Automotive News Europe — 2025-01-01
Automotive Industry
BYD Co. enjoyed a year-end surge to push total sales to 4.25 m passenger vehicles last year, narrowing its gap with Tesla Inc. as the two vie for the crown of top-selling electric-vehicle maker of 2024.
The Shenzhen-based carmaker, which stopped making vehicles entirely powered by fossil fuels in 2022, hit a new monthly sales record in December, spurred by subsidies and extra consumer incentives.
BYD sold 509,440 plug-in hybrid and pure-electric passenger vehicles in December, the company said on 1 January 2025. The figure includes 207,734 EVs, taking the annual tally of battery-powered car sales to 1.76 m. Overall annual sales increased 41%.
The rise of BYD as a bestselling car brand stands in contrast to the turmoil facing a growing number of legacy auto giants like Nissan Motor Co., Volkswagen Group and Stellantis NV. Western car brands have faced tumbling sales in China, while also lagging behind on the EV transition.
Tesla will release fourth-quarter sales figures later this week. The company needs to deliver at least 515,000 EVs in the final three months of 2024 to meet its guidance for “slight growth” in annual sales, or 1.81 m deliveries, which would be a quarterly record for the company. Analyst estimates are for 510,400 deliveries, just shy of Tesla’s expectations.
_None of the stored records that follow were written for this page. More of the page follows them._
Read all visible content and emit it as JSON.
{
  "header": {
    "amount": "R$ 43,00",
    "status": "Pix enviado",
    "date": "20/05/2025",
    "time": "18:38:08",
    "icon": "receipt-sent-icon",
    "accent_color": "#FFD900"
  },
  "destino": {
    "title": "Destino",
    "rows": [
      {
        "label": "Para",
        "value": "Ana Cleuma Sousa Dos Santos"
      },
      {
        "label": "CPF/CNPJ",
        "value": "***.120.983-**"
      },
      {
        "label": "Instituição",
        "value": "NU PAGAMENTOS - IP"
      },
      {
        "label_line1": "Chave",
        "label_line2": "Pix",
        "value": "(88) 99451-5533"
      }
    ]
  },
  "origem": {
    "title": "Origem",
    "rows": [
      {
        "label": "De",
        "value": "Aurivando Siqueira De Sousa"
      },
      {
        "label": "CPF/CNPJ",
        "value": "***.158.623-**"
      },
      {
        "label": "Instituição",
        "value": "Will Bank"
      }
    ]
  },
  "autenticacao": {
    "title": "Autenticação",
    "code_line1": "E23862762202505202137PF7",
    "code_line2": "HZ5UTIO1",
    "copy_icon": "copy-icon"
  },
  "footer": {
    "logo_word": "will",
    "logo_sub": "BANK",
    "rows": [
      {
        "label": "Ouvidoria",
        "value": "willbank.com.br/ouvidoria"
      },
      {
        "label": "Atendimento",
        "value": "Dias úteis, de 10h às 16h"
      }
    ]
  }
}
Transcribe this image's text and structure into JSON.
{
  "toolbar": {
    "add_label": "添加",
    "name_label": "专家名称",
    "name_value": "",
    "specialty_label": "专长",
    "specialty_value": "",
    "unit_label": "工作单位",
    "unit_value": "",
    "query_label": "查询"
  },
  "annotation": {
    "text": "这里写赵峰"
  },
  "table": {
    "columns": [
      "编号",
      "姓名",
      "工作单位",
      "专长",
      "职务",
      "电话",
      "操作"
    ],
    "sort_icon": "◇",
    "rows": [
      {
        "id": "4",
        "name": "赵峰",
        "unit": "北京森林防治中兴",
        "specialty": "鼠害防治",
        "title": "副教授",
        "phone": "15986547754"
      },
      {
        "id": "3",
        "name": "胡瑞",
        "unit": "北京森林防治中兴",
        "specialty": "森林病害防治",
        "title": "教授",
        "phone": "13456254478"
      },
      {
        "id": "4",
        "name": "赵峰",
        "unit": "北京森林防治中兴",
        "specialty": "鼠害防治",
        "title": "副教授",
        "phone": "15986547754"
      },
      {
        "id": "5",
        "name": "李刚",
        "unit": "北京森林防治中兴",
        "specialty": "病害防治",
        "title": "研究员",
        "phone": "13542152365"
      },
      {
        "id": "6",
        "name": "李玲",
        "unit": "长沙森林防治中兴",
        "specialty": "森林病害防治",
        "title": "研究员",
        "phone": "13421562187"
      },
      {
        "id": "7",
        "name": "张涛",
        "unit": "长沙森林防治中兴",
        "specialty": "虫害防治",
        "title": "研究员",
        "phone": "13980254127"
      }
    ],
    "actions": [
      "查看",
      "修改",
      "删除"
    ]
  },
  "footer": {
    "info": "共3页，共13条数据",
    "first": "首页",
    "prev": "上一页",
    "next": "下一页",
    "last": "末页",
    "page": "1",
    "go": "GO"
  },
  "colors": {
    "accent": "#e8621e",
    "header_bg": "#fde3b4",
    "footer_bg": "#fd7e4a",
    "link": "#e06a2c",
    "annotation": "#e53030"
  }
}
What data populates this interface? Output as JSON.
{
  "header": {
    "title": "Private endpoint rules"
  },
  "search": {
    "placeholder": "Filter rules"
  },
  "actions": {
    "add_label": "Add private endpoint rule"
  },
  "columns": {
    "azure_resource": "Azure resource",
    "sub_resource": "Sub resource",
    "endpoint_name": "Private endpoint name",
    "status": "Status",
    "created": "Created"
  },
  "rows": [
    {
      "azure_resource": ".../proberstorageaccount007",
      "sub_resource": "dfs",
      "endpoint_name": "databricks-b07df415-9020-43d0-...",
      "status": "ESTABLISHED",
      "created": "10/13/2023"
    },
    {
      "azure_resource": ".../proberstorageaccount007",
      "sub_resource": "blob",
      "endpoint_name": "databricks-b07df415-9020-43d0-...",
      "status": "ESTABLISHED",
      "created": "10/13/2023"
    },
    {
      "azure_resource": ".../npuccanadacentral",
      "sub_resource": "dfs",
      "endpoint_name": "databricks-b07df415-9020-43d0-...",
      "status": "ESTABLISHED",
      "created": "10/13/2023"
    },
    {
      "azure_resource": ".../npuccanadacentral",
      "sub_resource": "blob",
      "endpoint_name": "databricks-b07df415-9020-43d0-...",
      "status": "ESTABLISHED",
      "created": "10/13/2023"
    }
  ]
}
BYD has trailed Tesla in quarterly sales this year. By the third quarter, BYD had sold 1.16 m EVs, lagging Tesla by 124,100. However, the Chinese best-seller has seen a last-quarter surge to narrow the gap with its US rival.
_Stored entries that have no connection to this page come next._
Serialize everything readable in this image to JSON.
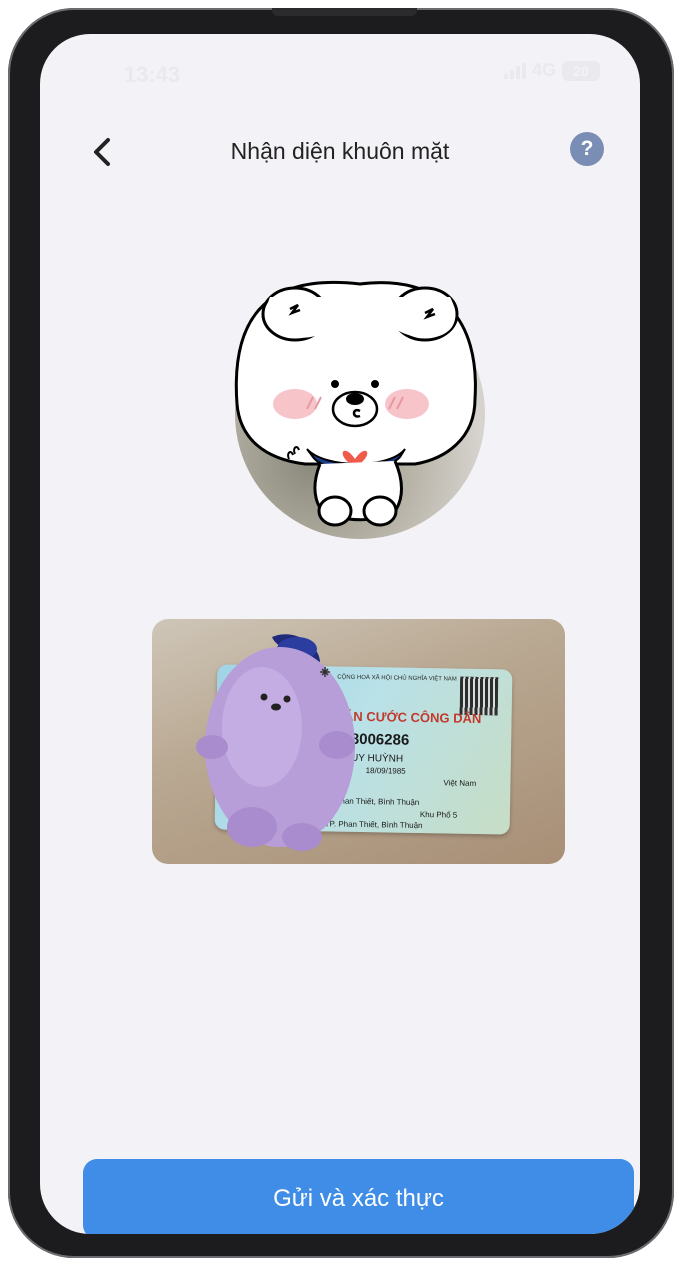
{
  "status_bar": {
    "time": "13:43",
    "network": "4G",
    "battery": "20"
  },
  "header": {
    "title": "Nhận diện khuôn mặt",
    "help_label": "?"
  },
  "id_card": {
    "header_line": "CỘNG HOÀ XÃ HỘI CHỦ NGHĨA VIỆT NAM",
    "title": "CĂN CƯỚC CÔNG DÂN",
    "id_number": "188006286",
    "name": "HUY HUỲNH",
    "dob": "18/09/1985",
    "nationality": "Việt Nam",
    "origin": "Phan Thiết, Bình Thuận",
    "residence_1": "Khu Phố 5",
    "residence_2": "TP. Phan Thiết, Bình Thuận"
  },
  "actions": {
    "submit_label": "Gửi và xác thực"
  },
  "colors": {
    "primary": "#3f8de6",
    "help": "#7a8db4",
    "background": "#f3f3f7"
  }
}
Based on BYD’s December results, it will fall just shy of surpassing Tesla in annual sales. It has only topped Tesla once — on a quarterly basis in the final three months of 2023.
New milestones
BYD’s surge will help cement its place among the top-selling carmakers globally. Its rise in total sales puts it close to beating Ford Motor Co. and Honda Motor Co. on an annual basis too. Higher sales will tip the company’s annual revenue over $100 bn for the first time.
BYD’s gains have been fueled by domestic Chinese sales — and aided in the second half of the year by increased subsidies to convince drivers to ditch gasoline cars.
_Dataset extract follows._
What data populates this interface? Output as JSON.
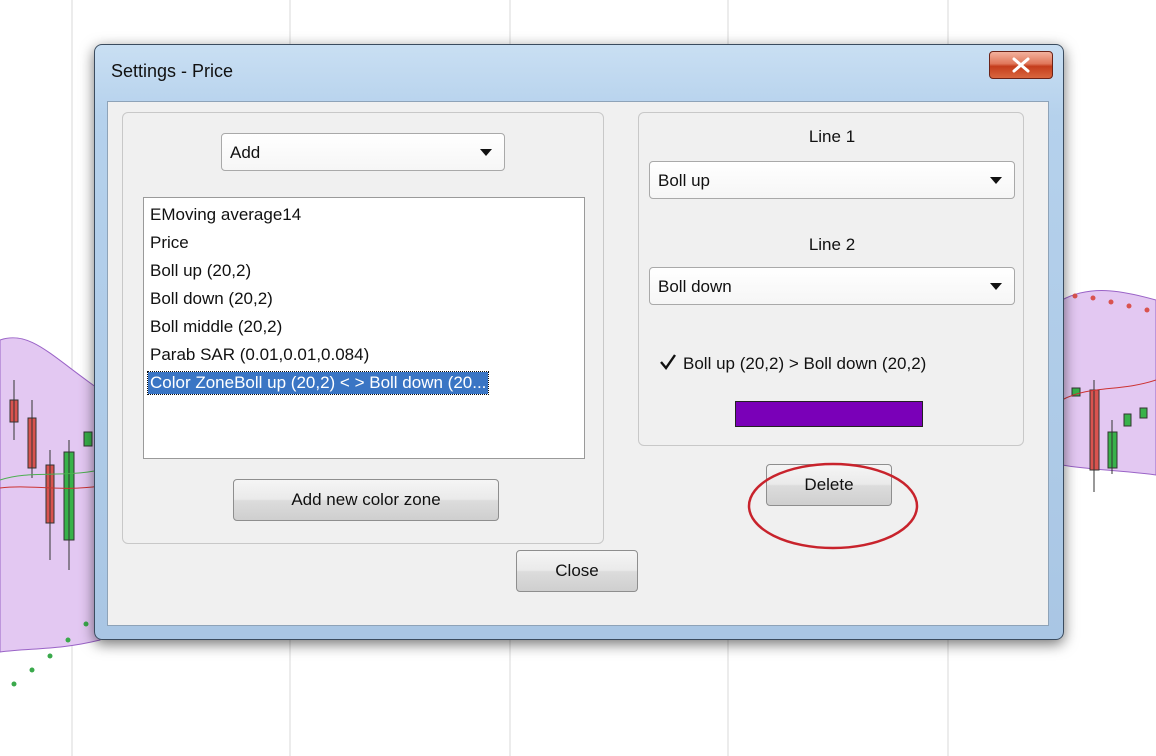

Its target to sell roughly half-a-million vehicles outside China has fallen short of expectations in the face of pushback from the European Union, which has imposed additional tariffs on Chinese EVs.
In Brazil, one of its biggest overseas markets, BYD is under scrutiny over allegations of slave-like conditions for some construction workers building a new EV factory.